Here’s how Zomato uses ML
In its latest blog post, the food delivery giant Zomato unveiled its secret ingredients of machine learning. It said it uses a simple equation of three variables — input, brain, and output, via ‘model training’ and ‘model prediction’ techniques. Meaning, if the output and input are known, the process of figuring out the brain is called model training. If the input and brain are known, the method of computing the output is called model prediction.
Once the team deploys the model to production, it creates a ‘model server’ to make predictions via remote APIs (application programme interface). Then, using these APIs, they make ‘model predictions.’
“As you deploy more ‘model servers,’ you evolve your ‘ML runtime,'” says Singla. He says this formalises the model training and deployment process, thereby increasing the team’s cadence, leading to faster turnaround time, more experimentation, and better models.

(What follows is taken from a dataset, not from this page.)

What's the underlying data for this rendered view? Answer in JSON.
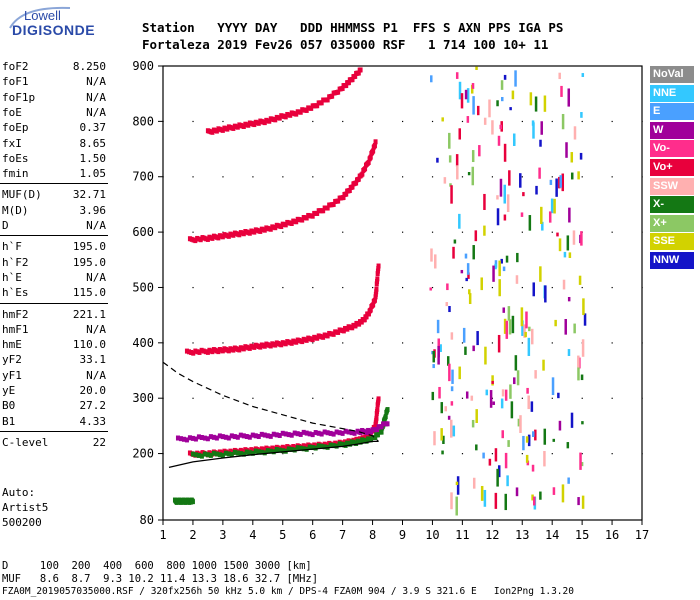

Zomato’s ‘ML runtime’ consists of four essential components: feature compute engine, feature store, model store, and model serving API gateway.
In addition to this, it supports two types of features based on frequency — real-time features and batched features.
At Zomato, real-time features are computed using event streams published on Apache Kafka and are processed in real-time by stream processing engine Apache Flink. These are later stored in an online feature store powered by Redis Cluster. On the other hand, batched features are computed using Apache Spark and are stored in their offline feature store DynamoDB with new features getting cached in Redis Cluster.
Early this year, Zomato’s machine learning team load-tested its ‘feature store’ to a maximum throughput of around 18 million requests per minute, both in terms of performance and latency. Surprisingly, this led to a 3x improvement in its ‘feature store’ service compared to last year.
Zomato converts all its production models into a standard format using MLFlow. The team believes that this helps to decouple and makes it possible to write tools that work with models from any ML library without integrating each tool with each library. The ML libraries can be TensorFlow, PyTorch, LightGBM. or sci-kit-learn, etc.
In terms of model deployment, Zomato leverages cloud with Kubernetes. Most of Zomato’s models are tuned for inference on CPU rather than GPU, and to further optimise the cost, the team uses spot instances in its Kubernetes cluster. “This setup of ML on Kubernetes has helped us adapt and scale the model, serving across multiple production models, with ease,” says Singla.
Zomato’s ML API gateway is written in Golang, primarily used to remove coupling at the client-side so that the specific logic sits within the gateway. “Generally, when we re-deploy a retrained model or a new model to the same problem, our API requests to the ML API Gateway do not change,” explains Singla.
That has helped the team deploy and experiment models frequently, with minimal effort. ML API Gateway executes a directed acyclic graph of tasks. It has native support with its ‘feature store,’ where the gateway is responsible for fetching features for the model based on the request from the ‘feature store’ as specified in the model plan. That has reduced its time to deploy a model to production to less than 24 hours.
With the help of a small team of data scientists, ML engineers and data engineers, and ‘ML runtime’ in place, Zomato has built several machine learning models to solve multiple challenges in real-time. Few of them include menu digitisation, personalised homepage restaurant listings, increase in GMV and AOV, predicting food preparation time (FPT), enhancing road detection, active driver-partner dispatch, driver-partner grooming audit and compliance, and more.